Bu yıl, Ahlat’ta Ağustos ayı dolu dolu geçti.
Bitlis’in düşman işgalinden kurtuluşunun yıl dönümü,
Ahlat Şenlikleri,
1071 Ahlat – Malazgirt Zaferi kutlamaları çerçevesinde yapılan etkinlikler göz doldurdu.
Yıllardır dinlediğimiz efsaneler gerçek oldu.
Ahlat – Adabağ arası, yaklaşık 14 km mesafe, -Van Gölü’nün tuzlu ve sodalı suyunda yüzmenin zorluğuna rağmen- yüzücüler tarafından 6-8 saat arasında yüzüldü.

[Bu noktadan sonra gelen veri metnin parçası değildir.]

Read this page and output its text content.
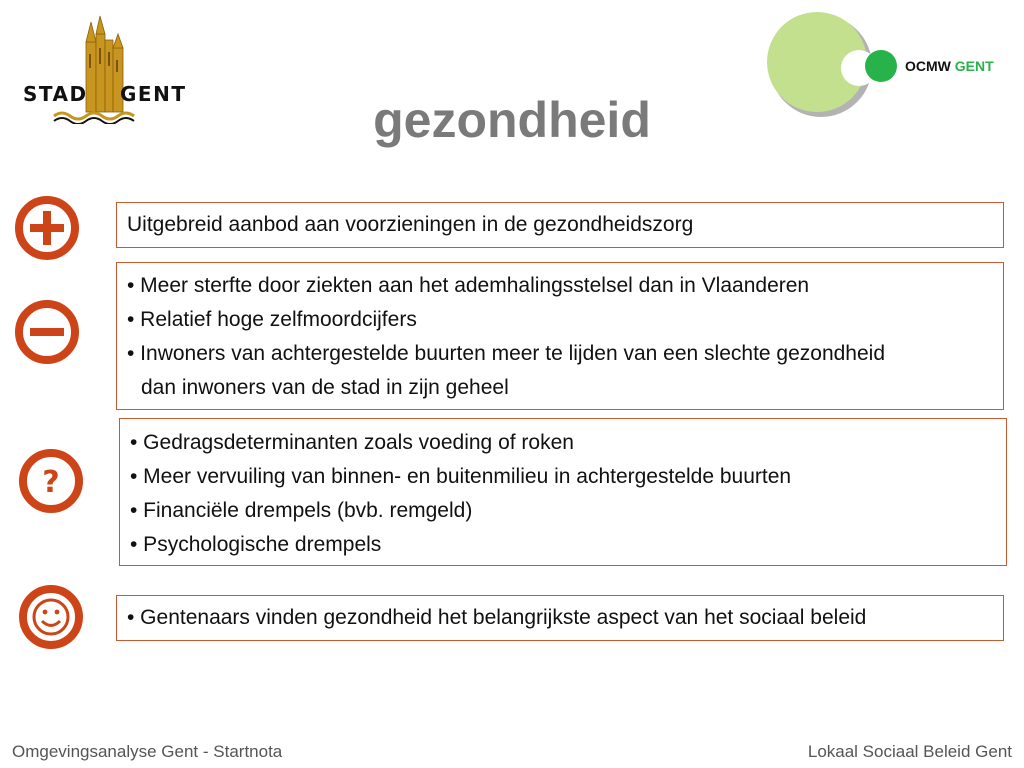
STAD GENT
OCMW GENT
gezondheid
?
Uitgebreid aanbod aan voorzieningen in de gezondheidszorg
• Meer sterfte door ziekten aan het ademhalingsstelsel dan in Vlaanderen
• Relatief hoge zelfmoordcijfers
• Inwoners van achtergestelde buurten meer te lijden van een slechte gezondheid
dan inwoners van de stad in zijn geheel
• Gedragsdeterminanten zoals voeding of roken
• Meer vervuiling van binnen- en buitenmilieu in achtergestelde buurten
• Financiële drempels (bvb. remgeld)
• Psychologische drempels
• Gentenaars vinden gezondheid het belangrijkste aspect van het sociaal beleid
Omgevingsanalyse Gent - Startnota	Lokaal Sociaal Beleid Gent
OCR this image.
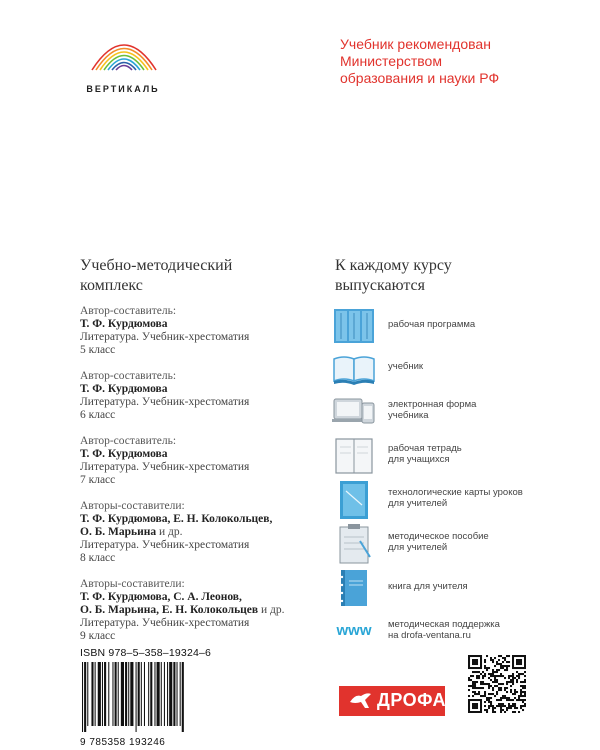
ВЕРТИКАЛЬ
Учебник рекомендован
Министерством
образования и науки РФ
Учебно-методический
комплекс
Автор-составитель:
Т. Ф. Курдюмова
Литература. Учебник-хрестоматия
5 класс
Автор-составитель:
Т. Ф. Курдюмова
Литература. Учебник-хрестоматия
6 класс
Автор-составитель:
Т. Ф. Курдюмова
Литература. Учебник-хрестоматия
7 класс
Авторы-составители:
Т. Ф. Курдюмова, Е. Н. Колокольцев,
О. Б. Марьина и др.
Литература. Учебник-хрестоматия
8 класс
Авторы-составители:
Т. Ф. Курдюмова, С. А. Леонов,
О. Б. Марьина, Е. Н. Колокольцев и др.
Литература. Учебник-хрестоматия
9 класс
К каждому курсу
выпускаются
рабочая программа
учебник
электронная форма
учебника
рабочая тетрадь
для учащихся
технологические карты уроков
для учителей
методическое пособие
для учителей
книга для учителя
www методическая поддержка
на drofa-ventana.ru
ISBN 978–5–358–19324–6
9 785358 193246
ДРОФА
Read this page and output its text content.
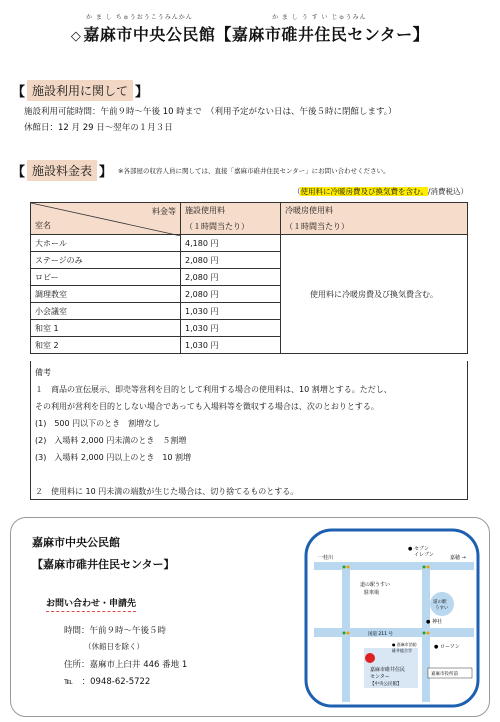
か ま し ちゅうおうこうみんかん	か ま し う す い じゅうみん
◇ 嘉麻市中央公民館【嘉麻市碓井住民センター】
【 施設利用に関して 】
施設利用可能時間：午前９時～午後 10 時まで　（利用予定がない日は、午後５時に閉館します。）
休館日：12 月 29 日～翌年の１月３日
【 施設料金表 】 ※各部屋の収容人員に関しては、直接「嘉麻市碓井住民センター」にお問い合わせください。
（使用料に冷暖房費及び換気費を含む。/消費税込）
料金等
室名	施設使用料	冷暖房使用料
	（１時間当たり）	（１時間当たり）
大ホール	4,180 円	使用料に冷暖房費及び換気費含む。
ステージのみ	2,080 円	
ロビー	2,080 円	
調理教室	2,080 円	
小会議室	1,030 円	
和室 1	1,030 円	
和室 2	1,030 円	
備考
１　商品の宣伝展示、即売等営利を目的として利用する場合の使用料は、10 割増とする。ただし、
その利用が営利を目的としない場合であっても入場料等を徴収する場合は、次のとおりとする。
(1)　500 円以下のとき　割増なし
(2)　入場料 2,000 円未満のとき　５割増
(3)　入場料 2,000 円以上のとき　10 割増
２　使用料に 10 円未満の端数が生じた場合は、切り捨てるものとする。
嘉麻市中央公民館
【嘉麻市碓井住民センター】
お問い合わせ・申請先
時間：午前９時～午後５時
（休館日を除く）
住所：嘉麻市上臼井 446 番地 1
℡　：0948-62-5722
一桂川
● セブン
イレブン	嘉穂 →
道の駅うすい
駐車場
道の駅
うすい
● 神社
国道 211 号
● 嘉麻市消防
碓井総合学
嘉麻市碓井住民
センター
【中央公民館】
● ローソン
嘉麻市役所前
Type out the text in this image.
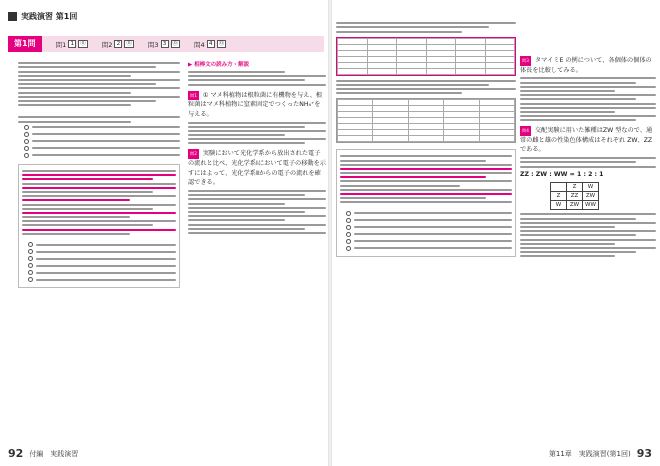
実践演習 第1回
第1問	問1 1	⓪	問2 2	⓪	問3 3	⓪	問4 4	⓪
▶ 相棒文の読み方・解説
問1 ① マメ科植物は根粒菌に有機物を与え、根粒菌はマメ科植物に窒素固定でつくったNH₄⁺を与える。
問2 実験において光化学系から放出された電子の流れと比べ、光化学系Ⅰにおいて電子の移動を示すにはよって、光化学系Ⅱからの電子の流れを確認できる。
92 付編　実践演習

問3 タマイミΕ の例について、各個体の個体の体長を比較してみる。
問4 交配実験に用いた雑種はZW 型なので、通常の雌と雄の性染色体構成はそれぞれ ZW、ZZ である。
ZZ : ZW : WW = 1 : 2 : 1
	Z	W
Z	ZZ	ZW
W	ZW	WW
第11章　実践演習(第1回) 93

Halk arasında bir efsane anlatılırdı.
Bir zamanlar Ahlat’tan Adabağa kadar yüzen gençler Adabağ’dan aldıkları elmaları Ahlat’a getirir halka ikram ederlermiş.
8 Ağustos’ta bu efsane gerçekleşti.
Profesyonel yüzücülerin yanında Ahlatlı yüzücüler de bu etkinliğe katıldılar.
Yüzücüler, Adabağ’dan getirdikleri elmaları halka dağıttılar.
Profesyonel yüzücüler, Nemrut Krater gölünde 7 km’lik parkuru da yüzerek geçtiler.
Van Gölü Aktivistlerinin ve mahalli kuruluşların gayretleriyle gerçekleşen bu etkinliğin, gelecek yıllarda ilgili bakanlık tarafından yapılacağı müjdesi verildi.
Yüzme etkinliğinin gerçekleşmesinde payı olanları, özellikle Ahlatlı mizah ustası, meslektaşım Behlül Şerefoğlu’u tebrik edip, hakkını teslim etmek lazım.
Ahlatlılar, Ömer Timuçin’in çalıştırdığı gençlerden oluşan Ahlat Halk Eğitim Merkezi Folklor Ekibinin gösterileri, Mustafa Akarsu, Hüsamettin Ergöl, Gürhan Ötün, Metin Akgün gibi mahalli sanatçıların konserleri, Ahlat korosunun seslendirdiği “Ahlat Türküleri” ve mehter marşları ile coştular.
Yüzme yarışları, atlı cirit oyunları, yemek yarışmaları her zamanki gibi heyecanla izlendi.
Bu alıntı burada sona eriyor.